Set your DVRs in China for Assassin’s Creed: The Ripoff Show
China and Japan hate each other. They’ve hated each other for a long time, and they’ll most likely continue to hate each other well into the future, and as mostly outsiders reading this, there’s little we can do to change that.
Japanese media is riddled with Chinese stereotypes, while China outright produces government funded anti-Japanese propaganda. Not many Chinese citizens tune in to watch them, though. If anything has the potential to push the two countries closer to peace, it’s the general sense of revulsion toward these shows. See, they’re not….very….good.
They don’t HAVE to be good, because they’ll get on the air anyway and everyone involved will be paid. So it’s common for Chinese TV producers to just rip off a bunch of stuff, make the villains Japanese and call it a day.
A good example went on the air recently: Hunter’s Blade, a “historical” drama about a militia defending their small village from Japanese invaders. The picture above is a depiction of the Second Sino-Japanese War, a conflict that began in 1937 and eventually melted into the Second World War. The problem is, the costumes are completely inaccurate for the time period, dating a hundred years from what people wore in China during the 1930’s. That’s because they were stolen from Assassin’s Creed games.
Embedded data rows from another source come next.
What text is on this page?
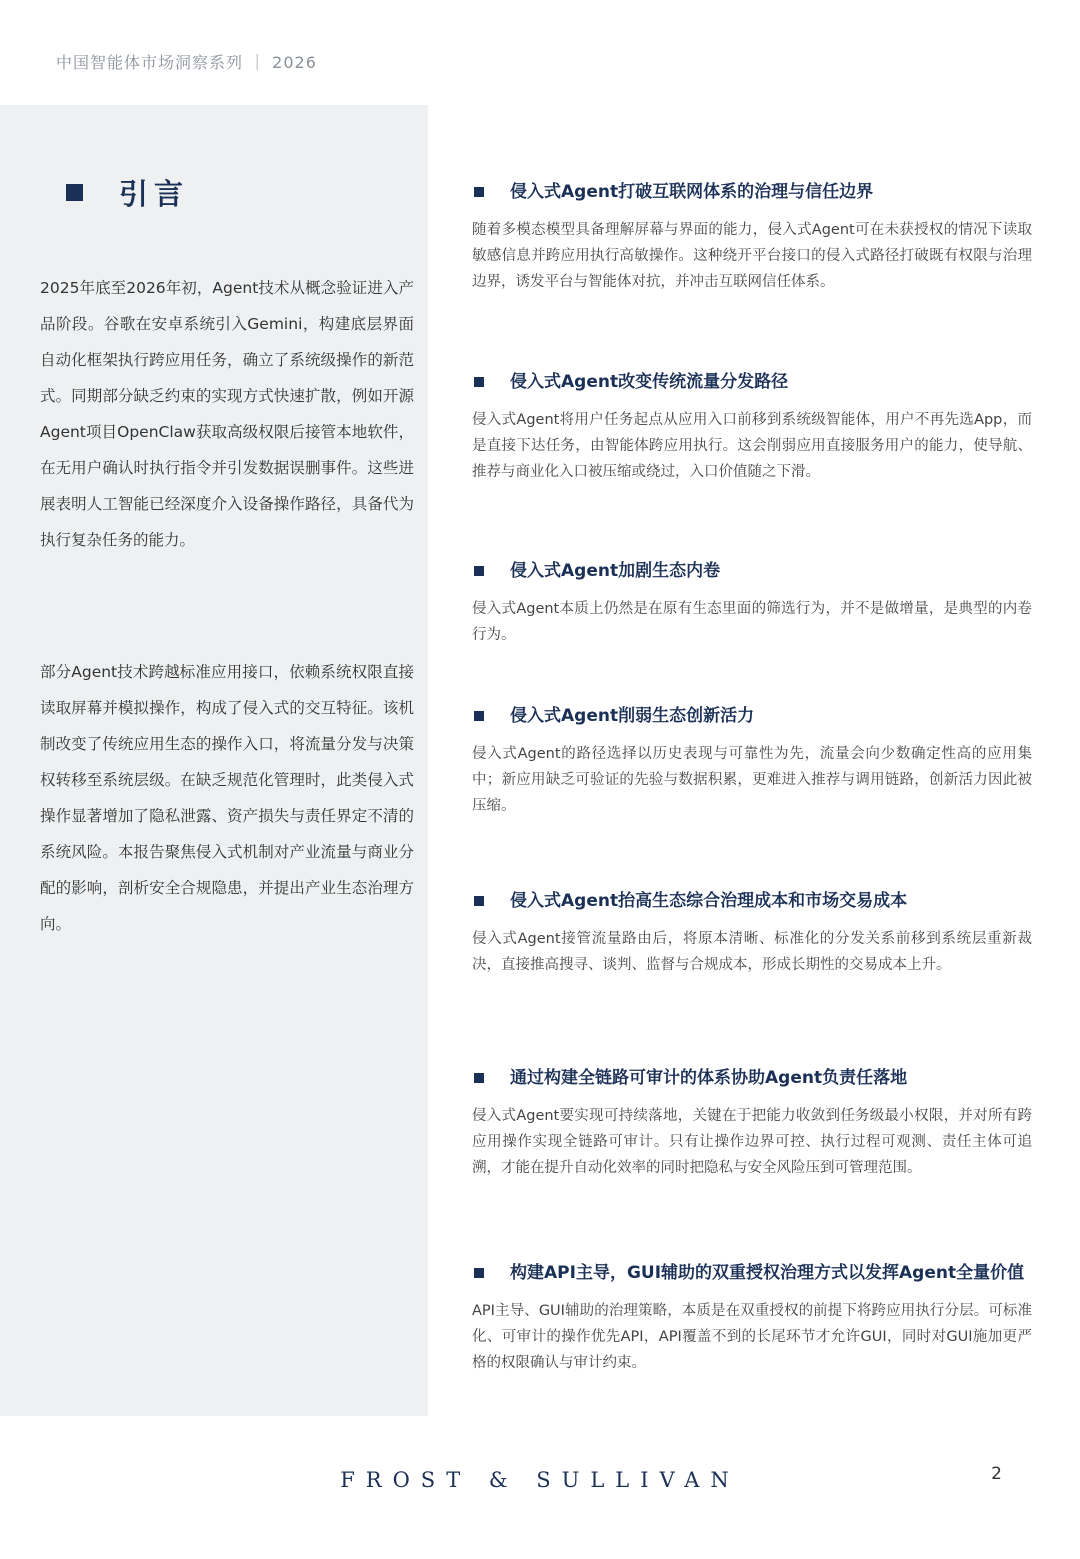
中国智能体市场洞察系列 ｜ 2026
引言
2025年底至2026年初，Agent技术从概念验证进入产品阶段。谷歌在安卓系统引入Gemini，构建底层界面自动化框架执行跨应用任务，确立了系统级操作的新范式。同期部分缺乏约束的实现方式快速扩散，例如开源Agent项目OpenClaw获取高级权限后接管本地软件，在无用户确认时执行指令并引发数据误删事件。这些进展表明人工智能已经深度介入设备操作路径，具备代为执行复杂任务的能力。
部分Agent技术跨越标准应用接口，依赖系统权限直接读取屏幕并模拟操作，构成了侵入式的交互特征。该机制改变了传统应用生态的操作入口，将流量分发与决策权转移至系统层级。在缺乏规范化管理时，此类侵入式操作显著增加了隐私泄露、资产损失与责任界定不清的系统风险。本报告聚焦侵入式机制对产业流量与商业分配的影响，剖析安全合规隐患，并提出产业生态治理方向。
侵入式Agent打破互联网体系的治理与信任边界
随着多模态模型具备理解屏幕与界面的能力，侵入式Agent可在未获授权的情况下读取敏感信息并跨应用执行高敏操作。这种绕开平台接口的侵入式路径打破既有权限与治理边界，诱发平台与智能体对抗，并冲击互联网信任体系。
侵入式Agent改变传统流量分发路径
侵入式Agent将用户任务起点从应用入口前移到系统级智能体，用户不再先选App，而是直接下达任务，由智能体跨应用执行。这会削弱应用直接服务用户的能力，使导航、推荐与商业化入口被压缩或绕过，入口价值随之下滑。
侵入式Agent加剧生态内卷
侵入式Agent本质上仍然是在原有生态里面的筛选行为，并不是做增量，是典型的内卷行为。
侵入式Agent削弱生态创新活力
侵入式Agent的路径选择以历史表现与可靠性为先，流量会向少数确定性高的应用集中；新应用缺乏可验证的先验与数据积累，更难进入推荐与调用链路，创新活力因此被压缩。
侵入式Agent抬高生态综合治理成本和市场交易成本
侵入式Agent接管流量路由后，将原本清晰、标准化的分发关系前移到系统层重新裁决，直接推高搜寻、谈判、监督与合规成本，形成长期性的交易成本上升。
通过构建全链路可审计的体系协助Agent负责任落地
侵入式Agent要实现可持续落地，关键在于把能力收敛到任务级最小权限，并对所有跨应用操作实现全链路可审计。只有让操作边界可控、执行过程可观测、责任主体可追溯，才能在提升自动化效率的同时把隐私与安全风险压到可管理范围。
构建API主导，GUI辅助的双重授权治理方式以发挥Agent全量价值
API主导、GUI辅助的治理策略，本质是在双重授权的前提下将跨应用执行分层。可标准化、可审计的操作优先API，API覆盖不到的长尾环节才允许GUI，同时对GUI施加更严格的权限确认与审计约束。
FROST & SULLIVAN	2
Maybe they assumed no one would notice, but the assumption was wrong: social media throughout the country erupted in laughter. “When will Assassin’s Creed come out with anti-Japanese DLC?” asked one Twitterer.
But still, they stole from a game that sells on Japanese consoles and is fashioned to American tastes. This would stick it to the Japanese and the Americans simultaneously, if Assassin’s Creed weren’t the product of a French company.